Hallo in die Runde,
habe am WE ein neues Interview mit Prof. Fasano (Entdecker zum Zonulin) angeschaut und 1-2 sehr interessante Dinge gelernt:
1. Das Gluten im Getreide führt bei jedem Menschen zum Ausschütten von Zonulin...nur beruhigt sich das beim gesunden Menschen schnell wieder. Aber trotzdem: Jeder reagiert darauf.
2. Unserere Cousins (Schimpansen) stellen kein Zonulin her. Und haben keine Autoimmunerkrankungen. Aha!

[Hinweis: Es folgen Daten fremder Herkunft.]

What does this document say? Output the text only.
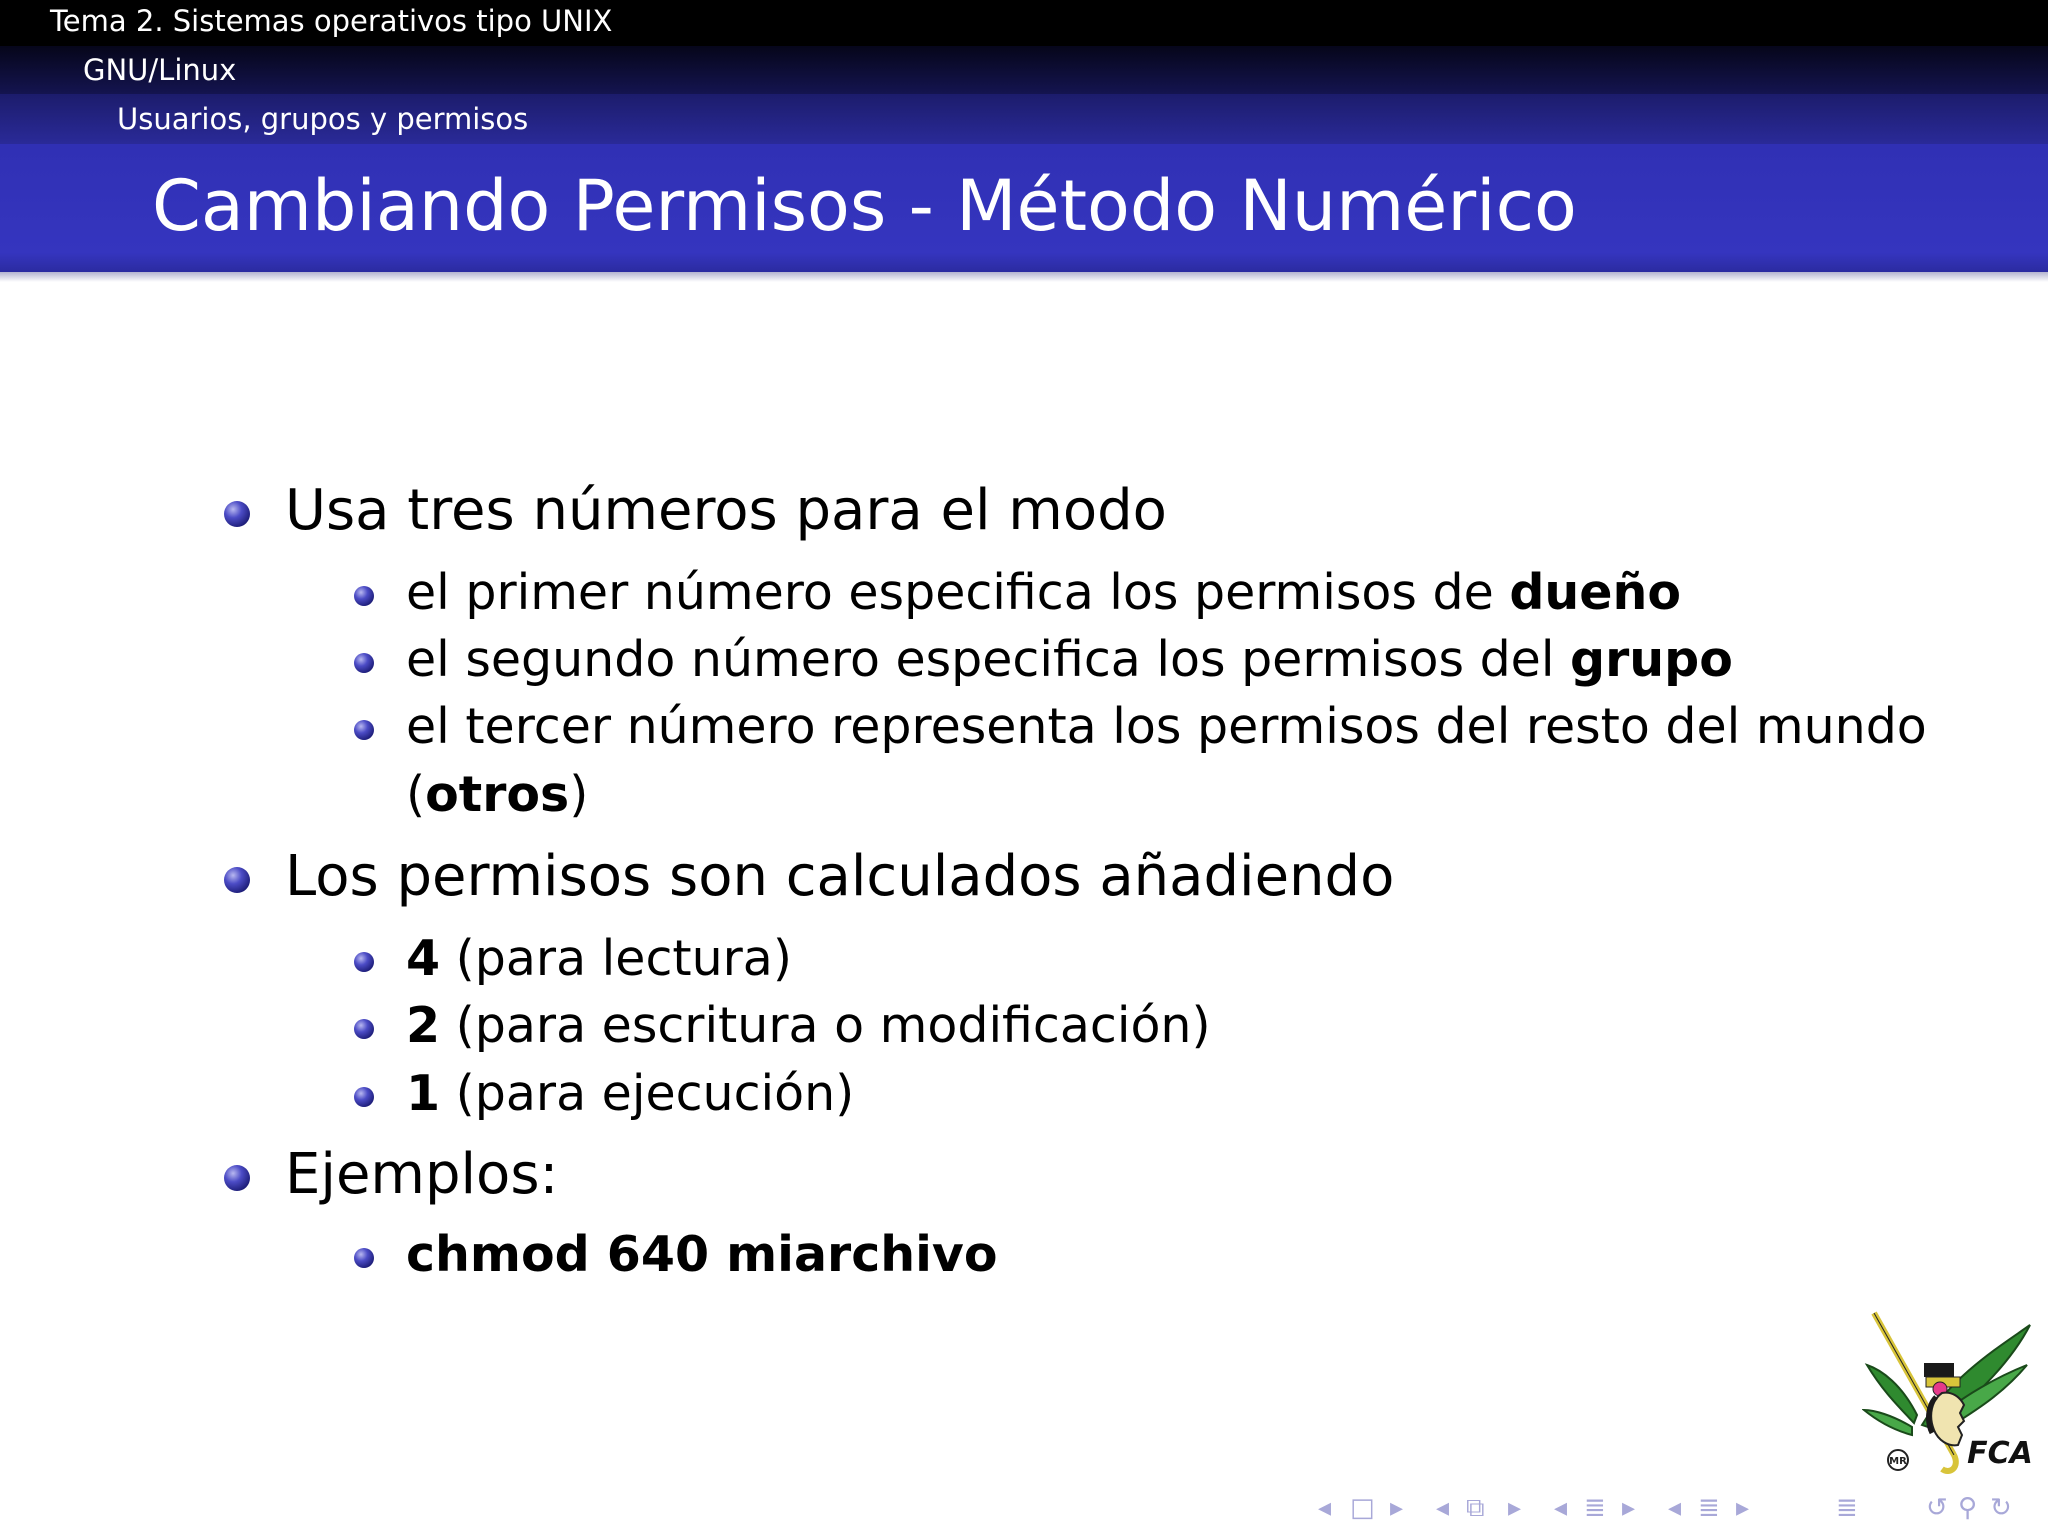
Tema 2. Sistemas operativos tipo UNIX
GNU/Linux
Usuarios, grupos y permisos
Cambiando Permisos - Método Numérico
Usa tres números para el modo
el primer número especifica los permisos de dueño
el segundo número especifica los permisos del grupo
el tercer número representa los permisos del resto del mundo
(otros)
Los permisos son calculados añadiendo
4 (para lectura)
2 (para escritura o modificación)
1 (para ejecución)
Ejemplos:
chmod 640 miarchivo
MR FCA
◂ □ ▸ ◂ ⧉ ▸ ◂ ≣ ▸ ◂ ≣ ▸	≣	↺ ⚲ ↻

3. Gibt man einer Affenart (ich weiß nicht mehr, welche es war) künstlich Zonulin, dann bilden die in Kürze Diabetes Typ 1 aus.
:-/ ...hmm...stelle ich mir die Frage: Was genau haben wir für einen ev. Vorteil gewonnen, indem wir Zonulin angefangen haben, zu bilden?
Wir haben diesen sehr ausgeprägten Dünndarm zur Aufnahme von Eiweißen. Aber die Eiweiße sollten doch eigentlich "geschräddert" nur als Aminosäuren aufgenommen werden.
Wozu braucht der Mensch Zonulin? ...spannende Frage...
Möglichkeit a) Damit das Immunsystem einmaschieren kann. Ob es das bei tierischer Kost einfach öfter machen muss als bei pflanzlicher Kost?
Spannende Zeit in der wir leben und endlich ergründen, wie die Verdauung arbeitet.
Fasano bekommt übrigens erste klinische Tests für sein "Zonulin-Inhibitor"...und der scheint zu wirken!
VG,
Robert
PS: Nochwas gelernt: Aspartam schädigt das Mikrobiom (siehe Perlmutter) und daher die Darmflora+Mucus. Hatten wir ja auch mal, das Thema.